NZ Electricity Distribution: Big Transmission Charge Increases On The Way

November 11th, 2009

Transpower is projecting double digit annual increases in transmission charges as upgrades to the HVDC link across Cook Strait, the new line through the Waikato to Auckland, and the North Auckland and Northland upgrade come on line in the next 10 years. Transmission costs comprise only around 8% of the domestic electricity tariff, so the impact of higher Transpower charges on consumers’ power bills will be muted, and total transmission costs are assumed to remain at less than 10% of the total power bill, once the upgrades are complete, the company has told a briefing of financial analysts.

However, Transpower is unable to increase its charges relating to upgrades until they are completed, so this year’s transmission charge increases will be as low as 1%. New charges are being notified in the near future. Transpower’s general manager, corporate services, Howard Cattermole says the Oct 30 outage north of Auckland, caused by a forklift hitting lines which traverse the Metroport site in south Auckland, meant Transpower will again miss its system reliability targets this financial year. Transpower’s 2010 Statement of Corporate Intent says the company is targeting less than nine system minutes lost during the year, and last week’s outage alone was the equivalent of eight system minutes – a measure of the impact had the outage been across the whole national grid.
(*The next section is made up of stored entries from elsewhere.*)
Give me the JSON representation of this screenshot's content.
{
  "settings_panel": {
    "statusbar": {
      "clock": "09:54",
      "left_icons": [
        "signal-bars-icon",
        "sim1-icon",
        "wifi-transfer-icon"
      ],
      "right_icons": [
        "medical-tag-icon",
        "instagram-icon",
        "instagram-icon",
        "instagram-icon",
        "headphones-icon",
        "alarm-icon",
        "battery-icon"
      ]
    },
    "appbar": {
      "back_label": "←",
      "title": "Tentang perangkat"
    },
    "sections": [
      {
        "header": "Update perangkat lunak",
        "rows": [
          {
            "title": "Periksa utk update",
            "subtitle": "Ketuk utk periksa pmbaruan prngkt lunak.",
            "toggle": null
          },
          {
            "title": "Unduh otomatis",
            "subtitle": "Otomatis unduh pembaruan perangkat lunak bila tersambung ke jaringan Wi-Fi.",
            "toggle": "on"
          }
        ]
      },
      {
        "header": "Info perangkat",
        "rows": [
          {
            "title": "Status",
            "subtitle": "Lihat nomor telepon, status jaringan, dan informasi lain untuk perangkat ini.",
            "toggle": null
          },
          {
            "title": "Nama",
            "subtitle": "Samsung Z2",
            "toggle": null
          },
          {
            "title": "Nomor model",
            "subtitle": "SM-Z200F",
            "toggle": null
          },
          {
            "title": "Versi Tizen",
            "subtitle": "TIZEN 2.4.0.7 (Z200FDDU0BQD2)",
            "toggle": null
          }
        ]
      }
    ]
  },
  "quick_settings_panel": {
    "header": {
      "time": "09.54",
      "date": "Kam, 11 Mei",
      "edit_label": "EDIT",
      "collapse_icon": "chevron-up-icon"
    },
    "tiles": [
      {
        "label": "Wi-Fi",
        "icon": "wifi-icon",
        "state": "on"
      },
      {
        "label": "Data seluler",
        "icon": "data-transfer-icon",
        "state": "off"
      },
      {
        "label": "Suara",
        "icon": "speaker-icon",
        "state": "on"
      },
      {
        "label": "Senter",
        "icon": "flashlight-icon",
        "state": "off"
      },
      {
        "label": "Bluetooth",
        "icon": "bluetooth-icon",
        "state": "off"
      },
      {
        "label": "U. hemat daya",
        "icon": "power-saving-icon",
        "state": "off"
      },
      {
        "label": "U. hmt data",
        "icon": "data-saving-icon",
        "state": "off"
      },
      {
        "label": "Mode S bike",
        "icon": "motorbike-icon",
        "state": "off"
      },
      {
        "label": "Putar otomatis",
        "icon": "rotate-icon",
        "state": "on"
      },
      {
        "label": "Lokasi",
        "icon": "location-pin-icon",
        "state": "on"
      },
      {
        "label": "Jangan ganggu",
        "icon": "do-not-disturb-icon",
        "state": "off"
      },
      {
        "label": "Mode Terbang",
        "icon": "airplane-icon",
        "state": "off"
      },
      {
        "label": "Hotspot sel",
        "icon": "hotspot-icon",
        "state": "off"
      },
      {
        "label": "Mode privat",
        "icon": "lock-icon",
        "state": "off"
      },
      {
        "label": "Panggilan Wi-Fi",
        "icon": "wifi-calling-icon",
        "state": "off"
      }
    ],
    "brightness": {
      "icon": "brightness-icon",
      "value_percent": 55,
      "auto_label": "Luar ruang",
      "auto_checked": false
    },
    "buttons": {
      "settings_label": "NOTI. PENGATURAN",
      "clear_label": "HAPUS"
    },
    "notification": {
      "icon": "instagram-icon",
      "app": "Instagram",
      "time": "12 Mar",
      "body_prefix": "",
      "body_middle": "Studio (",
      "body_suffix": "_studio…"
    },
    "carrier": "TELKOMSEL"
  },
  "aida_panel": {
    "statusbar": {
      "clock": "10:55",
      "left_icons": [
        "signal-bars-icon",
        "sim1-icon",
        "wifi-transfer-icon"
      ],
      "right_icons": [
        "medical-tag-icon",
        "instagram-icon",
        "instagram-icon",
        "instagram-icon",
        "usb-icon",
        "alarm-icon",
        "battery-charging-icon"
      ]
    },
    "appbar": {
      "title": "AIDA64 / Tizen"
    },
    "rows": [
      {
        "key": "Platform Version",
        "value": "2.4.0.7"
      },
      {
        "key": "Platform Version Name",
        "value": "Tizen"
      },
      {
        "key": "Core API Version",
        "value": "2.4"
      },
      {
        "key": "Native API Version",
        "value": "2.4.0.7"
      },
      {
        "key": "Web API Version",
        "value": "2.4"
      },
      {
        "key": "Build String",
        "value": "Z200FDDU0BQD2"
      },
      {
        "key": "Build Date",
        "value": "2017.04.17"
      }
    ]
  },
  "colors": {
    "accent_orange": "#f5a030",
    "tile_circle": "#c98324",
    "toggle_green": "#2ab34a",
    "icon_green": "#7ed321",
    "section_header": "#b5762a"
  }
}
Transpower’s CEO, Patrick Strange, met with Commerce Commission officials last week on the reliability under-performance and the best way to express performance targets in future. The monopoly national grid operator expects its debt to double from around $1.2bn at present to around $2.5bn in four to five years, with the debt/equity ratio peaking at around 54% towards the middle of the next decade. It is considering various forms of debt-raising, including a potential $200m retail bond issue in NZ early next year.